SERVING THE QUANTITATIVE FINANCE COMMUNITY

mrravioli
Topic Author
Posts: 6
Joined: August 4th, 2017, 5:50 am

### Question about Heston fit in Volatility Surface A Practitioner's Guide (Jatheral)

I'm reading this classic book but the Heston fit in Ch.3 confuses me.

The basic idea of the chapter is:
1. derive implied vol in terms of local vol
2. derive local vol expression for a certain SVM (Heston in this case)
3. with 1 & 2, derive implied vol expression from the SVM
4. with 3 and market data, calibrate parameters in the orginal SVM

When applying the process to Heston, with some approximations and ansatz, Jatheral got (3.17) in the attached pic. However with this form, for a given time to expiration, implied variance is linear in x (log strike), which is obviously not true. In later part of the chapter, Jatheral showed the whole fitted surface and the skew and curvature are obviously there.

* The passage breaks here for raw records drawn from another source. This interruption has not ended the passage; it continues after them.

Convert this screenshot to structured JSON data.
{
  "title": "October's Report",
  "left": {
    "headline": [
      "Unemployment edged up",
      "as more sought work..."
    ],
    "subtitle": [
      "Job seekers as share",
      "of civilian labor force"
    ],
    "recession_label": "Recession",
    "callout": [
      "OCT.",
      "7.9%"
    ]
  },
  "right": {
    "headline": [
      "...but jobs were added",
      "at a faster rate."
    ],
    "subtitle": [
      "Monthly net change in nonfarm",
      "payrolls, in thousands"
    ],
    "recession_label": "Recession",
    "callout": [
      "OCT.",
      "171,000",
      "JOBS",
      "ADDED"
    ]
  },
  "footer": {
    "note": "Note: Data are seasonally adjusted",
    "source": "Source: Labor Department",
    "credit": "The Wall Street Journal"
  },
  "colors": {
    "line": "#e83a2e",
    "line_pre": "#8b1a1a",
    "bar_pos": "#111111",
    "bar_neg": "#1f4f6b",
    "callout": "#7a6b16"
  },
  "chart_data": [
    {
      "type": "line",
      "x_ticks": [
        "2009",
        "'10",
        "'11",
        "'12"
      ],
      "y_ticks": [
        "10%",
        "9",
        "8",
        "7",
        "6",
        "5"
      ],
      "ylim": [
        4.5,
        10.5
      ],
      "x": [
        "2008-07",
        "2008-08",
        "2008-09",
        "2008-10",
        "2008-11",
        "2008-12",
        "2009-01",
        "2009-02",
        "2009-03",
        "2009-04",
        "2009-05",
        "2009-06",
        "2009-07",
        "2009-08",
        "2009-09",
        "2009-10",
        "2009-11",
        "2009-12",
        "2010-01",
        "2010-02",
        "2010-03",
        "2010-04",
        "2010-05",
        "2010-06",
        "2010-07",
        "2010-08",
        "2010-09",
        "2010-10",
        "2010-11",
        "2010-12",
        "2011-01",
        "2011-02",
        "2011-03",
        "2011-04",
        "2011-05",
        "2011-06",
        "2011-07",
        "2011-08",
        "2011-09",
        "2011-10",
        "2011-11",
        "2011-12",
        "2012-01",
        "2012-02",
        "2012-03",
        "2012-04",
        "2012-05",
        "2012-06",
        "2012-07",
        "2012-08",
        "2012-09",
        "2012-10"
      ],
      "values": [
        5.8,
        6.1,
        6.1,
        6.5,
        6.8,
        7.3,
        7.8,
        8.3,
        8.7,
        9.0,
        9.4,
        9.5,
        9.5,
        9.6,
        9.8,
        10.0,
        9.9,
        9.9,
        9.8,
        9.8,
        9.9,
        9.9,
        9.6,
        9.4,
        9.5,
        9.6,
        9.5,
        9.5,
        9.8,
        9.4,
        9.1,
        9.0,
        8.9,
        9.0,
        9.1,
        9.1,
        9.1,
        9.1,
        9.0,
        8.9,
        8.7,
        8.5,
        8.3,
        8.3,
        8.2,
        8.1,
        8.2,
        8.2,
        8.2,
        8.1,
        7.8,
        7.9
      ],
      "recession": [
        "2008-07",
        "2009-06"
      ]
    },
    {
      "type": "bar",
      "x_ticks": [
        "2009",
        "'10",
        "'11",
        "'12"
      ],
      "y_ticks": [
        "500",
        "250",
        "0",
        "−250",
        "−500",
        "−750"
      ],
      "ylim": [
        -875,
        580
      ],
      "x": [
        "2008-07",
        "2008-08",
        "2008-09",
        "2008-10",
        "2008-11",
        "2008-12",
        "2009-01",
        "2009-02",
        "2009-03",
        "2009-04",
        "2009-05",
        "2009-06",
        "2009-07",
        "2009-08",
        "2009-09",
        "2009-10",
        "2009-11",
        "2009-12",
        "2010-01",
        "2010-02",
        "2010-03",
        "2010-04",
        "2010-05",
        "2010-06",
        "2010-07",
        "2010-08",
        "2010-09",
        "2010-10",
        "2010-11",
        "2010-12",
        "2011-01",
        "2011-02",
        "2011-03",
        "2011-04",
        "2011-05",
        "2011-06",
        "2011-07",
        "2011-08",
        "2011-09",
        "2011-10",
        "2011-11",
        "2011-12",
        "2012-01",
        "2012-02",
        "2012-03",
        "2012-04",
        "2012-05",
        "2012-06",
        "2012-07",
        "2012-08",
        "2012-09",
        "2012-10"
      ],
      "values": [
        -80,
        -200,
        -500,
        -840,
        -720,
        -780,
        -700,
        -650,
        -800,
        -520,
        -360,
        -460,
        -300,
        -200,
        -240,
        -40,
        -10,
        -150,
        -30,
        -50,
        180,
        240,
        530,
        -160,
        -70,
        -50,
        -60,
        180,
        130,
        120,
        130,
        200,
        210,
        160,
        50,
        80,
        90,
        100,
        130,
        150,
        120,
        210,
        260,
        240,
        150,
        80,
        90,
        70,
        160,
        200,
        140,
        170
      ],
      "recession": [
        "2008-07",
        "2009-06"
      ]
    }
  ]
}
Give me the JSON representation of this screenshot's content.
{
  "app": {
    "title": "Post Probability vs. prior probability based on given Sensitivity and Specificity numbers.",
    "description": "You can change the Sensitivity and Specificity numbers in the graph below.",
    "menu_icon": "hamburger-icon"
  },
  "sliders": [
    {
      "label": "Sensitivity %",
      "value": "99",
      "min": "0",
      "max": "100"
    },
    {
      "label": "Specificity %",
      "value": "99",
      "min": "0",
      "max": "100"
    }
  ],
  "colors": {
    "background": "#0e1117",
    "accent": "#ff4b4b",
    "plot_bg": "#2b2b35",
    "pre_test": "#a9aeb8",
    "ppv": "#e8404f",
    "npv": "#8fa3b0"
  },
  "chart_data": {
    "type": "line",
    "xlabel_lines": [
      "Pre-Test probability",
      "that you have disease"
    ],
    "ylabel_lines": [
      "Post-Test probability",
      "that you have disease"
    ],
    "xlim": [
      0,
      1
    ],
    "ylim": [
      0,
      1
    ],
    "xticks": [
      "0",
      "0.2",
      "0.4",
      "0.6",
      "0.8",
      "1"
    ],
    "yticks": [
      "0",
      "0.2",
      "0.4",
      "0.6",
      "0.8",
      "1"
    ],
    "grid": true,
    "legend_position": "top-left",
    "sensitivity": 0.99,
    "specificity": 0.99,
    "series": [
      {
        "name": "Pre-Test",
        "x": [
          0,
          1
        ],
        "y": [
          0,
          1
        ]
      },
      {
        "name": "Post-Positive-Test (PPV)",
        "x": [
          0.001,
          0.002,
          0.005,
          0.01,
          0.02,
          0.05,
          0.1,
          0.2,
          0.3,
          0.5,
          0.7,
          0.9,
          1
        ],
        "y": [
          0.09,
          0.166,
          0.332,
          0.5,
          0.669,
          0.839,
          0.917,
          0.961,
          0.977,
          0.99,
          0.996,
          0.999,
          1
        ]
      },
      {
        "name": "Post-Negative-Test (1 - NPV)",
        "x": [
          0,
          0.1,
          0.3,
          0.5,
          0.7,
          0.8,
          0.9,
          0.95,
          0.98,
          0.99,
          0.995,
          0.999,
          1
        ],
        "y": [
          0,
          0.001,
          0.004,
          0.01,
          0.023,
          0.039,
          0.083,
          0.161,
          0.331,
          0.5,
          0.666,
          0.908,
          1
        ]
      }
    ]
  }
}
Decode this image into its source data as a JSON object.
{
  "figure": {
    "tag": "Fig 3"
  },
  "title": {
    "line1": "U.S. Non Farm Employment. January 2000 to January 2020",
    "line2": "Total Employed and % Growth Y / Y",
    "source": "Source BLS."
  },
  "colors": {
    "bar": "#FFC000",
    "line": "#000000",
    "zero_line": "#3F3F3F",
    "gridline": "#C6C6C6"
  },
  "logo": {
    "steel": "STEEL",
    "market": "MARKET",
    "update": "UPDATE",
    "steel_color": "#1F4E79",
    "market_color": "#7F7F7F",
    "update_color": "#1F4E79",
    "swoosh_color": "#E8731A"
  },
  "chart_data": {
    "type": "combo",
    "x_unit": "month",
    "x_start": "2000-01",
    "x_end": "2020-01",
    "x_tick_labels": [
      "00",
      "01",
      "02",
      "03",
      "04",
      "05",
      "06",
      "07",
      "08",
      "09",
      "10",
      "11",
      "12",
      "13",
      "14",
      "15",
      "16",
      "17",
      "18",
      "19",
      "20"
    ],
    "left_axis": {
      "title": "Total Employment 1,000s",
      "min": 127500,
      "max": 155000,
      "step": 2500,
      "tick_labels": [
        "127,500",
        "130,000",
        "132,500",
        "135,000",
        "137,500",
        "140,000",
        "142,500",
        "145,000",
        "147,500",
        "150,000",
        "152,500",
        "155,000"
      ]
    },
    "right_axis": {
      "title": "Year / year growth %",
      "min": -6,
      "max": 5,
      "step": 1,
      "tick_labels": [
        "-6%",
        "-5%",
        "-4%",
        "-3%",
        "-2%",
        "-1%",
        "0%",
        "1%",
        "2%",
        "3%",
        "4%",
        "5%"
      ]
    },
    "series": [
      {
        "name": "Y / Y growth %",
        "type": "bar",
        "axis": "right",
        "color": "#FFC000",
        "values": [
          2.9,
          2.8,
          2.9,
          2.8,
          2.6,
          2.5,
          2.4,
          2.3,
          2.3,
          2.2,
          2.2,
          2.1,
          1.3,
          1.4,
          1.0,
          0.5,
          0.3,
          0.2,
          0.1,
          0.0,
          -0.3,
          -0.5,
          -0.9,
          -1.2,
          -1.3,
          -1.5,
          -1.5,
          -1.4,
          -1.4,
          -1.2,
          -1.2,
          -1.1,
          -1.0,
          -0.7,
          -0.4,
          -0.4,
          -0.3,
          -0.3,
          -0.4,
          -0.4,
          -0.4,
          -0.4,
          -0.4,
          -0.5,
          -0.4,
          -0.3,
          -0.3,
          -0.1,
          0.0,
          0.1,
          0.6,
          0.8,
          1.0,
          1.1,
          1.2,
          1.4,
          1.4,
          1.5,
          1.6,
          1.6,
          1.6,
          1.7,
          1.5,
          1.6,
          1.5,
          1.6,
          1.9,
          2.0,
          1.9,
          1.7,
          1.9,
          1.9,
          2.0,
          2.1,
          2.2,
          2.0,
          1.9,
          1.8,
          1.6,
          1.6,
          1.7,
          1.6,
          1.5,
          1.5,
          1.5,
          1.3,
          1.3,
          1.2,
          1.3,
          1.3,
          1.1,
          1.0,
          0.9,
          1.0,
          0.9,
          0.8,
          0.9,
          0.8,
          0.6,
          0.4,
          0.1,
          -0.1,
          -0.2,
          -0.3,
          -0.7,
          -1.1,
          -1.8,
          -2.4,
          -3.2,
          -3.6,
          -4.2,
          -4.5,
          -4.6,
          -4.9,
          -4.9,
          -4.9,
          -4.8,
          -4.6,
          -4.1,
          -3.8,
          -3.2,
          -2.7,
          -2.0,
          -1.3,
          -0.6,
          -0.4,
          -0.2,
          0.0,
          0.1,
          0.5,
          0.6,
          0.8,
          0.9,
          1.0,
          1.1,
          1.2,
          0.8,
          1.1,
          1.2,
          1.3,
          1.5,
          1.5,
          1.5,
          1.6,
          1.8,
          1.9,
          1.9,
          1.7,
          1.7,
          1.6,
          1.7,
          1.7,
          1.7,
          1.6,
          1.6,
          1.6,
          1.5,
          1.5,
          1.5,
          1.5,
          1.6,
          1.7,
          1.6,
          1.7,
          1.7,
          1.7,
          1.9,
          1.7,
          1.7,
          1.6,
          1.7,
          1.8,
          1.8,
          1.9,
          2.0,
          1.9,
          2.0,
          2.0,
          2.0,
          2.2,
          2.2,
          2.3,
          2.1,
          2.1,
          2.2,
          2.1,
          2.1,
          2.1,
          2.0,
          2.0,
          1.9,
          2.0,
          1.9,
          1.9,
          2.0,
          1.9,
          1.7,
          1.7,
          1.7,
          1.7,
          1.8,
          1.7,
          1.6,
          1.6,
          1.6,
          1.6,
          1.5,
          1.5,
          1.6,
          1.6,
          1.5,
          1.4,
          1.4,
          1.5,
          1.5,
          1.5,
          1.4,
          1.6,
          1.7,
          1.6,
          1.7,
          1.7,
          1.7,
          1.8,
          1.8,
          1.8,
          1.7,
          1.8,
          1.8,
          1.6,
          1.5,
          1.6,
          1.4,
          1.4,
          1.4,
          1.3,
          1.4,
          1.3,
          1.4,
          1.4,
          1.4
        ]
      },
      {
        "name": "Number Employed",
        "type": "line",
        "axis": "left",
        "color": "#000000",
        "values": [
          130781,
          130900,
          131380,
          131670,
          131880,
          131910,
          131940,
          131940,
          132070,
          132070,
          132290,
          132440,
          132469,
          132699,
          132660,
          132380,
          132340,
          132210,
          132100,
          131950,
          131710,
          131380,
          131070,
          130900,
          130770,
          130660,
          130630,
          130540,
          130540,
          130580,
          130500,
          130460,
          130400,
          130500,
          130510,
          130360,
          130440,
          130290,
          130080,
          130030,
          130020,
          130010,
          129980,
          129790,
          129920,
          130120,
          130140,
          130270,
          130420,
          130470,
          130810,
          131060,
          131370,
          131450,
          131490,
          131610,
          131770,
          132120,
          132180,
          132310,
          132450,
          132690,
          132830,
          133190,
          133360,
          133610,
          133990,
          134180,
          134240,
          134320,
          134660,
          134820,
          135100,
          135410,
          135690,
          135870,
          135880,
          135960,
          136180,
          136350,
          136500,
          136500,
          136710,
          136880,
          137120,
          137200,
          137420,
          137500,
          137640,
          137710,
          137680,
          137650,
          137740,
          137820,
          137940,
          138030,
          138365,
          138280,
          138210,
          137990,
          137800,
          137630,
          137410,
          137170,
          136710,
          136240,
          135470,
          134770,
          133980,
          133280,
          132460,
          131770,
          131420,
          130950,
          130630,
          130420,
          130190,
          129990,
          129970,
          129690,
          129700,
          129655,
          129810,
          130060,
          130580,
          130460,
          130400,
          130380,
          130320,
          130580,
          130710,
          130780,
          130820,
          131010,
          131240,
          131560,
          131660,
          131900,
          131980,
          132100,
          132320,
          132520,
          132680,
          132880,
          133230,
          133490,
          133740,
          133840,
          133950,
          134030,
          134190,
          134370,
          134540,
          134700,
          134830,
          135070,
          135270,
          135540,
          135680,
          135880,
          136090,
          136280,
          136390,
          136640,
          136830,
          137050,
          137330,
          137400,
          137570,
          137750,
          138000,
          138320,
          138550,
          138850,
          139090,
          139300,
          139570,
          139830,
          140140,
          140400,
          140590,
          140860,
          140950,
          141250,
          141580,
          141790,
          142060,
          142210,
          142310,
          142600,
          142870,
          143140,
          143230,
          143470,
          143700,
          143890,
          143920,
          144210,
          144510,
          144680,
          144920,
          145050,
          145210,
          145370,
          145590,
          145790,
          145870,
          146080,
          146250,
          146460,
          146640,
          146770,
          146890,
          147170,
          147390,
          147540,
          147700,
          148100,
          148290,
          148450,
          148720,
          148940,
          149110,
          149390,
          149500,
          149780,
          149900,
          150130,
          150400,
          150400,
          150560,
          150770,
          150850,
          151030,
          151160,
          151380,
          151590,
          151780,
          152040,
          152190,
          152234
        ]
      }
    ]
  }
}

Did I miss or misunderstand something here? Helps appreciated.

Thanks!
Attachments

Alan
Posts: 9369
Joined: December 19th, 2001, 4:01 am
Location: California
Contact:

### Re: Question about Heston fit in Volatility Surface A Practitioner's Guide (Jatheral)

As Gatheral says repeatedly in the chapter (bottom of pg 32, for example) he is trying to derive an approximation valid close-to-money. So, it's meant to be just the first two terms of an approximate Taylor series in the moneyness parameter about the at-the-money point. Perhaps you should compute both of those terms numerically and see how good the approximation is (at various T). Also, exact analytic results are known (for the atm smile level and slope) at both large and small T, so you could compare with those.

Of course, it's possible you have a different book by a different author.

mrravioli
Topic Author
Posts: 6
Joined: August 4th, 2017, 5:50 am

### Re: Question about Heston fit in Volatility Surface A Practitioner's Guide (Jatheral)

Alan wrote:
As Gatheral says repeatedly in the chapter (bottom of pg 32, for example) he is trying to derive an approximation valid close-to-money. So, it's meant to be just the first two terms of an approximate Taylor series in the moneyness parameter about the at-the-money point. Perhaps you should compute both of those terms numerically and see how good the approximation is (at various T). Also, exact analytic results are known (for the atm smile level and slope) at both large and small T, so you could compare with those.

Of course, it's possible you have a different book by a different author.

Thanks Alan. Got the idea now. I was confused because in the later part of the chapter the author (well, Jim Gatheral. I misspelled his name in op but yes we are talking about the same book...) demonstrated a whole surface and I thought it was generated from the methodology introduced before. I learned several other ways to calibrate Heston and tried to reproduced the one in this book as a practice. Seems the wrong direction...

bearish
Posts: 3131
Joined: February 3rd, 2011, 2:19 pm

### Re: Question about Heston fit in Volatility Surface A Practitioner's Guide (Jatheral)

For a more current perspective, you may want to check out Gatheral's work with Rosenbaum and others under the general headline of "rough volatility".